Co do świąt to się jednak z Tobą zgodzę, ale i tak uważąm, że scena była przepompowana patosem (mowa o elicie narodu w niewoli). Po za tym w wielu krajach Boże Narodzenie jest ważne- nie uzurpuj tego tylko dla Polaków.
Zgadzam się, że Chyra zagrał rewelacyjnie. Cieleckiej dano niestety zamało szans na wykazanie się, a była też dobra. Co do osobistych wątków- Wajda umiał kręcić filmy słąwiące reżim który zabił mu ojca (np. film "Pokolenie") a gdy na Ukrainie był bunt artystów wobec komunizmu, w Polsce większość artystów poparła dążenia Ukraińców, ale nie Wajda! On stanął po cichu po stronie reżimu- szkoda.
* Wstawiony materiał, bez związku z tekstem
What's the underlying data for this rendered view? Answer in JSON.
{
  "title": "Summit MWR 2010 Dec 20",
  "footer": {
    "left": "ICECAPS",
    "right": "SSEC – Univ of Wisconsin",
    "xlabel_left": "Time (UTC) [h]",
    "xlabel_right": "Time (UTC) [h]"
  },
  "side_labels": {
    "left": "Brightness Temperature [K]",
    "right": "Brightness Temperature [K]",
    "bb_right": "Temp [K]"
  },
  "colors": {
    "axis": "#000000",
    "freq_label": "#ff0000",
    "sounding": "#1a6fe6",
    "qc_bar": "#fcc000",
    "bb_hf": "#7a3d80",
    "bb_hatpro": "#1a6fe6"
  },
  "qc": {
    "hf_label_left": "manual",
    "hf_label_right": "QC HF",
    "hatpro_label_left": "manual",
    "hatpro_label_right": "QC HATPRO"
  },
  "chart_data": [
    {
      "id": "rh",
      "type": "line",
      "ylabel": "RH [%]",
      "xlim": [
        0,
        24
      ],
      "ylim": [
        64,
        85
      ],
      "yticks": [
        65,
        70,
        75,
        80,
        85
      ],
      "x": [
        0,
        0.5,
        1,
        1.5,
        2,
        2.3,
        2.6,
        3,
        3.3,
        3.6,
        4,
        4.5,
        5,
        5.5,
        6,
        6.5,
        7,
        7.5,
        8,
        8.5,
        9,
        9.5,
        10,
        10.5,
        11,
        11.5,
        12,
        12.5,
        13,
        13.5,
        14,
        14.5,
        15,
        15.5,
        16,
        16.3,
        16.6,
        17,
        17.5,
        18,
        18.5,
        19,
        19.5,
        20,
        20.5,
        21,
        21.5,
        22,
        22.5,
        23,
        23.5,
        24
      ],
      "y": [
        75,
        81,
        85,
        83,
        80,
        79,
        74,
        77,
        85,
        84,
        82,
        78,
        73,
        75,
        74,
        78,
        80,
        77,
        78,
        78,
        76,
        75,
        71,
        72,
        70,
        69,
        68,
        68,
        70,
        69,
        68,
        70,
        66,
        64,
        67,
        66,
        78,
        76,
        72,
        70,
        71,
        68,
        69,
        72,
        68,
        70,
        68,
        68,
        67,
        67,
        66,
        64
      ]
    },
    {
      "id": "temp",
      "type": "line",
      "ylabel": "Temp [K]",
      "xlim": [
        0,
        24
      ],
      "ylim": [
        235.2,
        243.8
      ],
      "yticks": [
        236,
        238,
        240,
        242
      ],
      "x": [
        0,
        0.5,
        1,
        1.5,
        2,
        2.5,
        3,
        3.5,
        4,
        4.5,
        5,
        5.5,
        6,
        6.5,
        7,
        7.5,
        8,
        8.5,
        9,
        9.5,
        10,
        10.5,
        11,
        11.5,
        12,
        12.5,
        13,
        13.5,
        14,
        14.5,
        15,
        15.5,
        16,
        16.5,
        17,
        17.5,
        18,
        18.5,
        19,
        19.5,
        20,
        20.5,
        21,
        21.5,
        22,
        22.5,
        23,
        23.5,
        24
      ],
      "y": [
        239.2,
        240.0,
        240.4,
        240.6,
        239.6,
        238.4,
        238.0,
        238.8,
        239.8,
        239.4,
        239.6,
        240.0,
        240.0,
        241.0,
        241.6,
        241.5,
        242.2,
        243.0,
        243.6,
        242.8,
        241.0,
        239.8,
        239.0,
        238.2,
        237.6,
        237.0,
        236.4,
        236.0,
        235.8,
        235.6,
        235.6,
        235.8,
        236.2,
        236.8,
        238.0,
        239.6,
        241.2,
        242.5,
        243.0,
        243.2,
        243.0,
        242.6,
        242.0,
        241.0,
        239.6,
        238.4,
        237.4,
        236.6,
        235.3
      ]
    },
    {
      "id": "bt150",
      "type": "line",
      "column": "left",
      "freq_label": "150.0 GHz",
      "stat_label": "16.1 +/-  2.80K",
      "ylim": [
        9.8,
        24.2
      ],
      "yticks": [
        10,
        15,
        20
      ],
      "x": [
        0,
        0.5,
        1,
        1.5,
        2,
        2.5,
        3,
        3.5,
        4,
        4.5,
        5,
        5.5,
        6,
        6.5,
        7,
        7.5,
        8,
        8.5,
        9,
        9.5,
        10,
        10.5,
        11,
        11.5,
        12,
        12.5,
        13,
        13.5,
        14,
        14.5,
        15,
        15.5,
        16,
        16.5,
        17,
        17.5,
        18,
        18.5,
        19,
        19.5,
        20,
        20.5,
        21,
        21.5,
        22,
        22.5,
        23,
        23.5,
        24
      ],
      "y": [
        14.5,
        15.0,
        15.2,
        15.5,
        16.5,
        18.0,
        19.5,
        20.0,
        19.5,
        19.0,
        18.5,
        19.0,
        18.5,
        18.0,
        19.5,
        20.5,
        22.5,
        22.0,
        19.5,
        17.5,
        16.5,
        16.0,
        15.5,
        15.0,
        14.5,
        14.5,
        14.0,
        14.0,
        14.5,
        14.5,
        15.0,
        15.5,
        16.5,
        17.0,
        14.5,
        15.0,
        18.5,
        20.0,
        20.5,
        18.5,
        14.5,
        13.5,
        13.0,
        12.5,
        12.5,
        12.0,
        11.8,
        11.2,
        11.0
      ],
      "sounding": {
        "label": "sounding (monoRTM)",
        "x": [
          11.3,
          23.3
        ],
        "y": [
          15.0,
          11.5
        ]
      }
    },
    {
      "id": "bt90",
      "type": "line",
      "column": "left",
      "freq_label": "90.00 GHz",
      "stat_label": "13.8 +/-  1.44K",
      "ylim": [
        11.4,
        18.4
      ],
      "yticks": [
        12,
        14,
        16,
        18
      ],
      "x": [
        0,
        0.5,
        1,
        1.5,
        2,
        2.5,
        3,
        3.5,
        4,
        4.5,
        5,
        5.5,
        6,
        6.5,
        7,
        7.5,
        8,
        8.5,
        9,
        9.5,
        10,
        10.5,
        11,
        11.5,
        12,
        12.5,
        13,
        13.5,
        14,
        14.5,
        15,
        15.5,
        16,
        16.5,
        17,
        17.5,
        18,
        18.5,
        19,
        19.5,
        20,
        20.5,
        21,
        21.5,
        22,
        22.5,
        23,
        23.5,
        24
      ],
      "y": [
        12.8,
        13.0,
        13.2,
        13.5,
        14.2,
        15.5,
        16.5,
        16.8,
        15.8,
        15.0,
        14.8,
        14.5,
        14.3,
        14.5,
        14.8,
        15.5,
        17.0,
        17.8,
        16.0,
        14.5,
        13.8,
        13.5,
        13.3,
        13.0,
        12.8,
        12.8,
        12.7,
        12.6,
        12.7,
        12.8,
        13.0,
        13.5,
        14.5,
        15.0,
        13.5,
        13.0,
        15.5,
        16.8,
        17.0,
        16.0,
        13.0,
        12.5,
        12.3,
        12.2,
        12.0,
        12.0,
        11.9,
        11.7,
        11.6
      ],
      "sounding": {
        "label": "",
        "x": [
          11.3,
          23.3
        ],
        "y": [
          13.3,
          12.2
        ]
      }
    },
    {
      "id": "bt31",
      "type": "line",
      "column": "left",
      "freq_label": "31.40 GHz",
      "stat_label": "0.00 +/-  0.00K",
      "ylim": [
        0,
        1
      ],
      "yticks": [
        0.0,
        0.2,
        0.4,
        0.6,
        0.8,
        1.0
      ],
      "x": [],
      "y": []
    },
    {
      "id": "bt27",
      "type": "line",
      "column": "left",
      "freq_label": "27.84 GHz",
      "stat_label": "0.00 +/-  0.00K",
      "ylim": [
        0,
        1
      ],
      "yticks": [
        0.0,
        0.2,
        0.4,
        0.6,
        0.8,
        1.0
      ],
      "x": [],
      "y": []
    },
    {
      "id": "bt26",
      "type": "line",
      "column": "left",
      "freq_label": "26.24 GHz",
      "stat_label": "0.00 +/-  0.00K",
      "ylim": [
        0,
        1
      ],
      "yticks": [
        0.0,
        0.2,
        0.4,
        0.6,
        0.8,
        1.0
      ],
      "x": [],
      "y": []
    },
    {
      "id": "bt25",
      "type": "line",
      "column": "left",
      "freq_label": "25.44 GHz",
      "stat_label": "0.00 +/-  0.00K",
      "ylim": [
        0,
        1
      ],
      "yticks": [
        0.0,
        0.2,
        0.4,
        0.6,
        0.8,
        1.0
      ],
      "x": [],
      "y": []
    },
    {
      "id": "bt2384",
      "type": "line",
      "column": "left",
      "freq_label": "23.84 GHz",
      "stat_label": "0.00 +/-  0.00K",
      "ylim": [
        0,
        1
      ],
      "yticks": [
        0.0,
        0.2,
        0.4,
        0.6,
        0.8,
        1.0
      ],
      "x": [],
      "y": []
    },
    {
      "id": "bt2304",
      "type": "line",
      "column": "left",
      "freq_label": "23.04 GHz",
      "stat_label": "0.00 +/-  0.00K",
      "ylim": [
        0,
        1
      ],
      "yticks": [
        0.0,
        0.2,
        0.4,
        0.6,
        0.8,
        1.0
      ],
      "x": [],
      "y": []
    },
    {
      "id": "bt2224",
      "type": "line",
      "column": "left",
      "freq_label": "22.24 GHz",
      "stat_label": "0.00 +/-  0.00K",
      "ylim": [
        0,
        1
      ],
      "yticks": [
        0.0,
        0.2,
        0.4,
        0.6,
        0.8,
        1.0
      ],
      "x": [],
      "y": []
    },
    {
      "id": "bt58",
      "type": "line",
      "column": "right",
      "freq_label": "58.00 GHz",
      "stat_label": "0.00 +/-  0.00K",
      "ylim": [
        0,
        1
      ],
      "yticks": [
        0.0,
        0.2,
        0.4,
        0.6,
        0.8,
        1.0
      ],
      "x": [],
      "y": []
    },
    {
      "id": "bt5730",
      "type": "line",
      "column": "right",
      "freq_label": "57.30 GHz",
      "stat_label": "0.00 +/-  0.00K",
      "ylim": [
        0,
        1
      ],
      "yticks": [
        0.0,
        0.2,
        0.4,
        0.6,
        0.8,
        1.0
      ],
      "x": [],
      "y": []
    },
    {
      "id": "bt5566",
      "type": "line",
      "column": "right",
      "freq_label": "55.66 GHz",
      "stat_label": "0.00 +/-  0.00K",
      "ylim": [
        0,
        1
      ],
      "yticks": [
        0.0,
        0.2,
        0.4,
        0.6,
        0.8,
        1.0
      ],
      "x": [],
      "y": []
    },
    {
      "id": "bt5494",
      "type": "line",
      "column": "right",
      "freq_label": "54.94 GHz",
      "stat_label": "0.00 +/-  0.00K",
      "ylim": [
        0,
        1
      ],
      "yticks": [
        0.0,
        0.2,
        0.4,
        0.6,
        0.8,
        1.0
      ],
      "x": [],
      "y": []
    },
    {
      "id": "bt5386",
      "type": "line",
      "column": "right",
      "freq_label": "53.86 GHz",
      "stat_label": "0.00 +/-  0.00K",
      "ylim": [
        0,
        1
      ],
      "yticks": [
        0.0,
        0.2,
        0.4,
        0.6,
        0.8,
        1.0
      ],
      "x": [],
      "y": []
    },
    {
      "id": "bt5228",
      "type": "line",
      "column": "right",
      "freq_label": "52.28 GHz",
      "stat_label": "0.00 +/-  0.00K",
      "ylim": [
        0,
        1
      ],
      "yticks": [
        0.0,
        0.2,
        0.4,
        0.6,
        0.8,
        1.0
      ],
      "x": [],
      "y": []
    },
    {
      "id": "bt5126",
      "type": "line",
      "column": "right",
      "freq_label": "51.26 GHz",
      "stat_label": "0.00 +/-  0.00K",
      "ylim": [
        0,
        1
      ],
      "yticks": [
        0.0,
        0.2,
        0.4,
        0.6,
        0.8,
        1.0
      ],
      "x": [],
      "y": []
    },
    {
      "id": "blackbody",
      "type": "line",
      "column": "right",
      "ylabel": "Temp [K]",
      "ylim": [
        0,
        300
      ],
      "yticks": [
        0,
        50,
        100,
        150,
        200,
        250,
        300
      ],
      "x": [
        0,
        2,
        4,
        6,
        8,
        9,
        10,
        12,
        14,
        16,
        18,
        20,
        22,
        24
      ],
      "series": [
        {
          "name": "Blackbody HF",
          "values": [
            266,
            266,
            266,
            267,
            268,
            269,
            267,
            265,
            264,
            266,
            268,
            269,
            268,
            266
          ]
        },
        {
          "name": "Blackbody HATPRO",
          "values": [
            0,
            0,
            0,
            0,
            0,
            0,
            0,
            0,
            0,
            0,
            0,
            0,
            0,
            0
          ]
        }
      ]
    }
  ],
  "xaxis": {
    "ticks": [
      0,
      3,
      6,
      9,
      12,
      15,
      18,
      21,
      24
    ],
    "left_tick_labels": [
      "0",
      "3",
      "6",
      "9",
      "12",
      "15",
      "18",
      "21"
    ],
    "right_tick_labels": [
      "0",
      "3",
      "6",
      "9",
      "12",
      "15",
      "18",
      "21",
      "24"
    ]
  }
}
Wybacz ale nie wierzę w zapewnienia o szlachetności Wajdy, dużo o nim wiem i wierz lub nie, ale do ideału i prawdziwej twórczości to mu daleko.
Pozdrawiam
Pytanie dziwne gdyż pewnie każdy widziałby kogoś innego na stołku reżyserskim wcześniej był nawet post, w którym ktoś proponował, że lepiej by było jakby Katyń wyreżyserował R. Polański dla mnie to jest śmieszne choć oczywiście każdy ma prawo do swojego zdania tak więc ja wolałbym gdyby Katyń wyreżyserował S. Spielberg bo przecież świetnie czuje się w historycznych klimatach. Widziałem w ten film w kinie i mogę powiedzieć ze mi się podobał, choć w porównaniu z Ziemią obiecaną, Popiołem i diamentem czy Człowiekiem z marmuru pozostaje daleko w tyle. Tak, więc jeśli ktoś nazwie ten film arcydziełem oznacza to że raczej prawdziwych perełek nie widział zaś jeśli ktoś twierdzi że ten film to totalna szmira również się ( w mojej ocenie) myli. Główny problem tego filmu leży po stronie niektórych widzów, którzy oczekiwali filmu wojennego pokazującego życie żołnierzy w obozach zaś dostali kameralny dramat rodzin i to jest plus, bo to rodziny przechodziły prawdziwe męki i cierpienie przez lata a nie oficerowie, których dramat trwał kilka sekund. Ludzie obrzucają ten film gównem za to ze chodziły na niego wycieczki szkolne... no i co z tego? Na Władcę pierścieni czy Piratów z Karaibów tez jeździły wycieczki i co wtedy ktoś narzekał? A gadanie na temat zbicia kasy przez Wajdę jest po prostu idiotyczne. Można wiele zarzucić A. Wajdzie choćby za to, że w filmie pojawia się za dużo wątków oraz dla mnie ważny zarzut, po co zmieniano tytuł filmu? Tak jak napisał mój poprzednik film jest dobry, lecz nic poza tym.